There is no longer a clock or write control signal involved, and everything is assigned continuously.

It is important to remember that the order of continuous assignments in Verilog are inconsequential. We are designing a circuit, not writing a program.

For the sake of illustration, we’ll start with our registers populated with arbitrary values.

moss-single-regfile-0

For the first instruction, the inputs and outputs would be what we expect because there is a stable state that can be reached. The inputs specified by the instruction (rs1, rs2, rd) are constant and independent. That is, the instruction is not changing and the registers specified (a0, a1, a2) are all different. Though the data input will change based on the values read from the a0 and a1 registers, it will eventually be written to a2, at which point there will be no further state changes.

moss-single-regfile-1

However, when we move to the second instruction, rs2 and rd change, and the continuous assignment of data to the register specified by rd will cause a race between the following operations:

The value of data being written to a2 (previous rd)
The value of data being updated to reflect the sum of the values of a0 and a2 (previous rs1 and rs2)
The value of data being written to a3 (new rd)

Depending on which of these occurs first, the final state may differ. For example, if data, which is calculated outside of the register file, is also being continuously assigned, some intermediate value could be written to a2, and that could change the value read from a2, which could also change the value written to a3. This results in an unpredictable stable state.

moss-single-regfile-2

This conundrum is even more apparent with the third instruction, as a2 is used as both source registers and the destination. This results in a circuit that would never be stable. Reading from a2 and calculating the sum of its value with itself results in updating the data, which results in writing a new value to a2, and so on; a stable state will never be reached. This is known as a combinational loop.

moss-single-regfile-3

Simulation of the logic using Verilator can be seen in the following waveform. The values of rv1, rv2, and a2 (registers(2)) are changing on every evaluation step, all within the same clock cycle. Or said another way, the values at the end of the clock cycle are not deterministic.

Edge-Triggered Flip-Flops to the Rescue Link to heading

Fortunately, we do not continuously assign the data value to the register specified by rd. Instead, our procedural block makes use of edge-triggered logic to only evaluate whether write-back should occur, and, if so, perform it, when the clock changes from low to high. This is typically implemented via D flip-flop circuits.

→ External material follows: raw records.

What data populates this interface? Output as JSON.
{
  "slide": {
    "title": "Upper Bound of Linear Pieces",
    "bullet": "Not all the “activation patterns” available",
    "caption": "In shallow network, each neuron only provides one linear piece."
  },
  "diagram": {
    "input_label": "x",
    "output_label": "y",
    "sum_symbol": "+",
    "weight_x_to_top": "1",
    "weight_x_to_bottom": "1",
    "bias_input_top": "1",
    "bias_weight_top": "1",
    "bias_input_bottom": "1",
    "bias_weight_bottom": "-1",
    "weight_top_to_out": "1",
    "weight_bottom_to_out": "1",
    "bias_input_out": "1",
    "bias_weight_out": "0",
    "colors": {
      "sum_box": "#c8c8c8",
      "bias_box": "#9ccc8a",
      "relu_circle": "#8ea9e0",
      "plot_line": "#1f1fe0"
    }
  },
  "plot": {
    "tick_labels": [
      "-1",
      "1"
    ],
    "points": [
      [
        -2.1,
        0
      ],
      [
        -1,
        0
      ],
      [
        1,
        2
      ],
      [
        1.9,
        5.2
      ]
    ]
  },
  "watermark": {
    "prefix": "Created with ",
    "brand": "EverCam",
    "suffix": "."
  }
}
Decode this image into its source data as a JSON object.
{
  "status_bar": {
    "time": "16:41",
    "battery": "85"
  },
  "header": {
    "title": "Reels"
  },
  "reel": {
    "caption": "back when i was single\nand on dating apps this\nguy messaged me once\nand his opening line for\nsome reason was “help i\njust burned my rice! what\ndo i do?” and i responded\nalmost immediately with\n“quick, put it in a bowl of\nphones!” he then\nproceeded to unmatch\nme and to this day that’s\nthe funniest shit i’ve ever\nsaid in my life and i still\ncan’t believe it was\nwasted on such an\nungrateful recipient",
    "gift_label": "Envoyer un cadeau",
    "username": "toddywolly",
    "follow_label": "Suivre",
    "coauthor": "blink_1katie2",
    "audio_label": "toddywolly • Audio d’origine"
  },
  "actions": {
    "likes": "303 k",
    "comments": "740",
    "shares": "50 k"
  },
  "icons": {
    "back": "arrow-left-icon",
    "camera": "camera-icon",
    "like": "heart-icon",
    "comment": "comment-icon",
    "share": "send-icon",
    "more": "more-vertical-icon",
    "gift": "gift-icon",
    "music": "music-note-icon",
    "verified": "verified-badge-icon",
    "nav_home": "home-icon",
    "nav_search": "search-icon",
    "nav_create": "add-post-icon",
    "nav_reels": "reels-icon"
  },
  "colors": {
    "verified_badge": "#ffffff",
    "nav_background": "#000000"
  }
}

But the original question still remains: how can you read and write to the same register in a single-cycle processor? rv1 and rv2 are still continuously assigned, so changing the values in the registers referred to by rs1 and rs2 will result in rv1 and rv2 also being updated. However, though the data value is calculated within the cycle in which the instruction is executed, it only gets written when the clock goes from low to high. Therefore, on the rising edge of the next instruction’s clock cycle, the edge-triggered logic will result in data being written to the register referred to by rd from the previous instruction (assuming the instruction requires write-back), and further writes will not be able to be performed until the next rising edge.

It is helpful to remember that the register file is just one component of the larger processor. When the clock cycle starts for a new instruction, we still have to fetch and decode it, which won’t happen until the program counter is incremented, which also is implemented using edge-triggered logic.

moss-single-regfile-4

Between one rising edge and the next, the state of wires may be changing frequently, which is the part we don’t see when we write software. As long as values become stable within the duration of a clock cycle, it appears as though we have a sequential machine. Whether a given circuit that will become stable does become stable within the duration is another complex topic, and we’ll dive deeper into timing constraints in a future post.